Lorne

lorne

Well, without a doubt, this is my favorite ride, not only in my general vicinity, but of anywhere I have ever ridden.

This loop, from my house, is around 140 km in length (81 km to Lorne via Deans Marsh, and 67 km back home), so is not short, and requires a good morning to complete, but if you have the time, energy and ability, this is definitely a must do ride.

Although not always, but most times, I follow a counter clockwise direction for this ride, mainly because the decent into Lorne is just great fun, but also because the leg out to Deans Marsh is a bit of a grind compared to the road back along the coast to Geelong.

Once you hit the Cape Otway road, the gradient is mostly up, but not particularly hard. The road surface is coarse, without much shoulder, but as it is through farmland with some rolling hills, is very pleasant. It is against the prevailing wind (another reason to go counter clockwise), but is along a quiet set of roads, with most heavy traffic going to Lorne via the coast, and heavy trucks going west, following the highway to the north.

After going through Moriac, the road starts to undulate a bit more, but is still reasonably flat until you go through Bambra, and hit Deans Marsh.

deans marsh

Deans Marsh

At Deans Marsh, behind the local coffee shop, its possible to fill your water bottles, and get ready for the climb to the top of Benwerrin. Its here that the ride really starts, and the beauty begins

The climb itself is nothing difficult, its probably 400 m or so in height, over approx 15 km of road. You will find stunning views however over the Otway ranges to the left, and the rain forest itself starts to close in with the gum trees and ferns coming right to the road. I’ve been up this road many times, and have fond memories of foggy mornings, with the sun peeking through the tree line. The smells and freshness of this part of the world is just fantastic.

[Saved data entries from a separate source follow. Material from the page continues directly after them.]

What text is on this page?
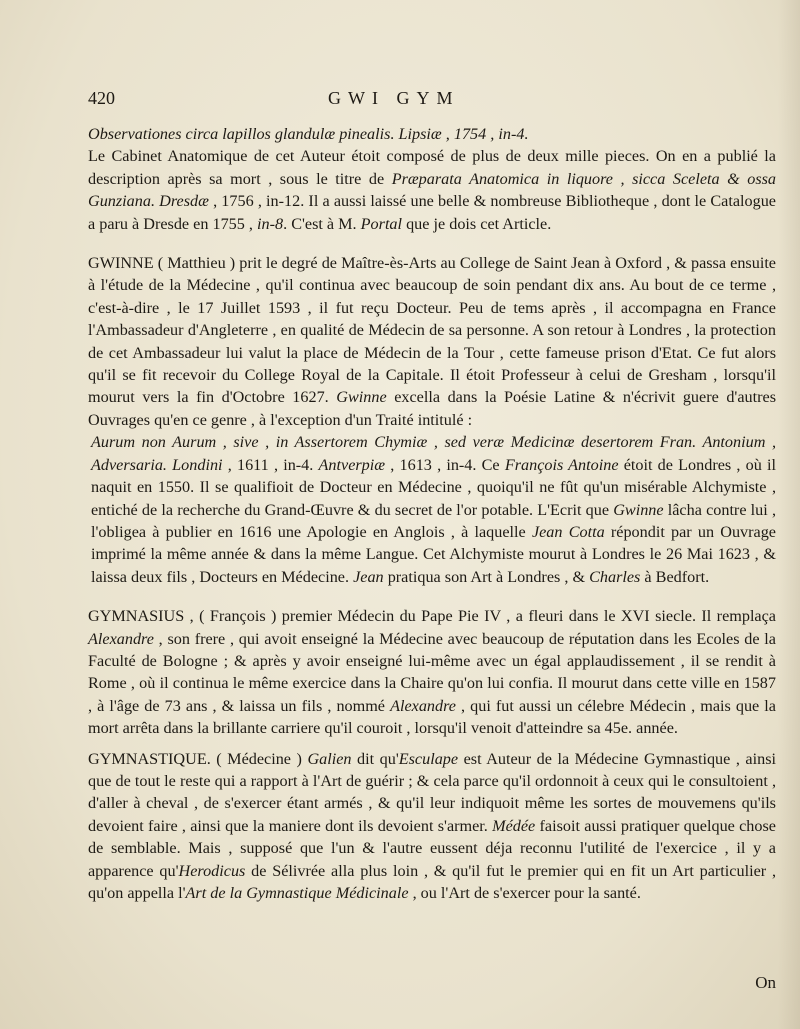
420	GWI GYM

Observationes circa lapillos glandulæ pinealis. Lipsiæ , 1754 , in-4.

Le Cabinet Anatomique de cet Auteur étoit composé de plus de deux mille pieces. On en a publié la description après sa mort , sous le titre de Præparata Anatomica in liquore , sicca Sceleta & ossa Gunziana. Dresdæ , 1756 , in-12. Il a aussi laissé une belle & nombreuse Bibliotheque , dont le Catalogue a paru à Dresde en 1755 , in-8. C'est à M. Portal que je dois cet Article.

GWINNE ( Matthieu ) prit le degré de Maître-ès-Arts au College de Saint Jean à Oxford , & passa ensuite à l'étude de la Médecine , qu'il continua avec beaucoup de soin pendant dix ans. Au bout de ce terme , c'est-à-dire , le 17 Juillet 1593 , il fut reçu Docteur. Peu de tems après , il accompagna en France l'Ambassadeur d'Angleterre , en qualité de Médecin de sa personne. A son retour à Londres , la protection de cet Ambassadeur lui valut la place de Médecin de la Tour , cette fameuse prison d'Etat. Ce fut alors qu'il se fit recevoir du College Royal de la Capitale. Il étoit Professeur à celui de Gresham , lorsqu'il mourut vers la fin d'Octobre 1627. Gwinne excella dans la Poésie Latine & n'écrivit guere d'autres Ouvrages qu'en ce genre , à l'exception d'un Traité intitulé :

Aurum non Aurum , sive , in Assertorem Chymiæ , sed veræ Medicinæ desertorem Fran. Antonium , Adversaria. Londini , 1611 , in-4. Antverpiæ , 1613 , in-4. Ce François Antoine étoit de Londres , où il naquit en 1550. Il se qualifioit de Docteur en Médecine , quoiqu'il ne fût qu'un misérable Alchymiste , entiché de la recherche du Grand-Œuvre & du secret de l'or potable. L'Ecrit que Gwinne lâcha contre lui , l'obligea à publier en 1616 une Apologie en Anglois , à laquelle Jean Cotta répondit par un Ouvrage imprimé la même année & dans la même Langue. Cet Alchymiste mourut à Londres le 26 Mai 1623 , & laissa deux fils , Docteurs en Médecine. Jean pratiqua son Art à Londres , & Charles à Bedfort.

GYMNASIUS , ( François ) premier Médecin du Pape Pie IV , a fleuri dans le XVI siecle. Il remplaça Alexandre , son frere , qui avoit enseigné la Médecine avec beaucoup de réputation dans les Ecoles de la Faculté de Bologne ; & après y avoir enseigné lui-même avec un égal applaudissement , il se rendit à Rome , où il continua le même exercice dans la Chaire qu'on lui confia. Il mourut dans cette ville en 1587 , à l'âge de 73 ans , & laissa un fils , nommé Alexandre , qui fut aussi un célebre Médecin , mais que la mort arrêta dans la brillante carriere qu'il couroit , lorsqu'il venoit d'atteindre sa 45e. année.

GYMNASTIQUE. ( Médecine ) Galien dit qu'Esculape est Auteur de la Médecine Gymnastique , ainsi que de tout le reste qui a rapport à l'Art de guérir ; & cela parce qu'il ordonnoit à ceux qui le consultoient , d'aller à cheval , de s'exercer étant armés , & qu'il leur indiquoit même les sortes de mouvemens qu'ils devoient faire , ainsi que la maniere dont ils devoient s'armer. Médée faisoit aussi pratiquer quelque chose de semblable. Mais , supposé que l'un & l'autre eussent déja reconnu l'utilité de l'exercice , il y a apparence qu'Herodicus de Sélivrée alla plus loin , & qu'il fut le premier qui en fit un Art particulier , qu'on appella l'Art de la Gymnastique Médicinale , ou l'Art de s'exercer pour la santé.

On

The road is smooth, again however without much shoulder, so care should be taken, as although there are not many cars, there are a number of blind corners.

benwerrin

At the top of Benwerrin

Once you hit the top of Mt Benwerrin, you will start the descent into Lorne with a reverse gradient of around 4% for 10 or so Kilometers. Its safe to have some fun and build up some speed, as the corners are not particularly sharp, and the road surface is pretty good. After around 5 km or so, you will get your first views of the stunning coast line, and on a sunny day, you will not be disappointed with a fantastic view.

lorne bike

Lorne Foreshore

Once in Lorne, there are many opportunities to stop for a coffee or bite to eat if so inclined, or to carry on, as there are other chances to get anything you want later on.

To head into Lorne itself, you need to head right at the roundabout, and going left will take you onto the Great Ocean Road back towards Anglesea. I generally keep going as I can’t wait for the twists and turns of the road so famously built by returned soldiers after the war.

The road back to Anglesea is deceptive. It is very undulating, and you will accumulate over a 1000 m in climbs, if not more. This is a busy road, with many tourists and buses, so care needs to be taken. I have ridden here many times without incident, but it must always be treated with respect.

Once you head off, and start to ride you will be greeted with the many twists, turns, undulation, and looking right the most fantastic beaches you will ever see. Urquart Bluff, Fairhaven, Moggs Creek to name just a few. There, again, is not much shoulder to the road, but the surface is quite good.

Once you get to Anglesea, you will hit a short sharp climb past Eumeralla, which is the last climb really of the day. Its only a km or two, so nothing major. After Anglesea, you head back inland, and back into farming land, through Freshwater Creek and back to Geelong.

It is possible to go to Torquay, and head back to Geelong either by the surf coast highway, or Horseshoe Bend road. For me though, 140 km is enough, and I head back along the Anglesea road, straight to Geelong.

In all, for me, this is a long ride of 5+ hours, but is well worth it. If you have a favorable wind, and fresh legs, I heartily recommend it.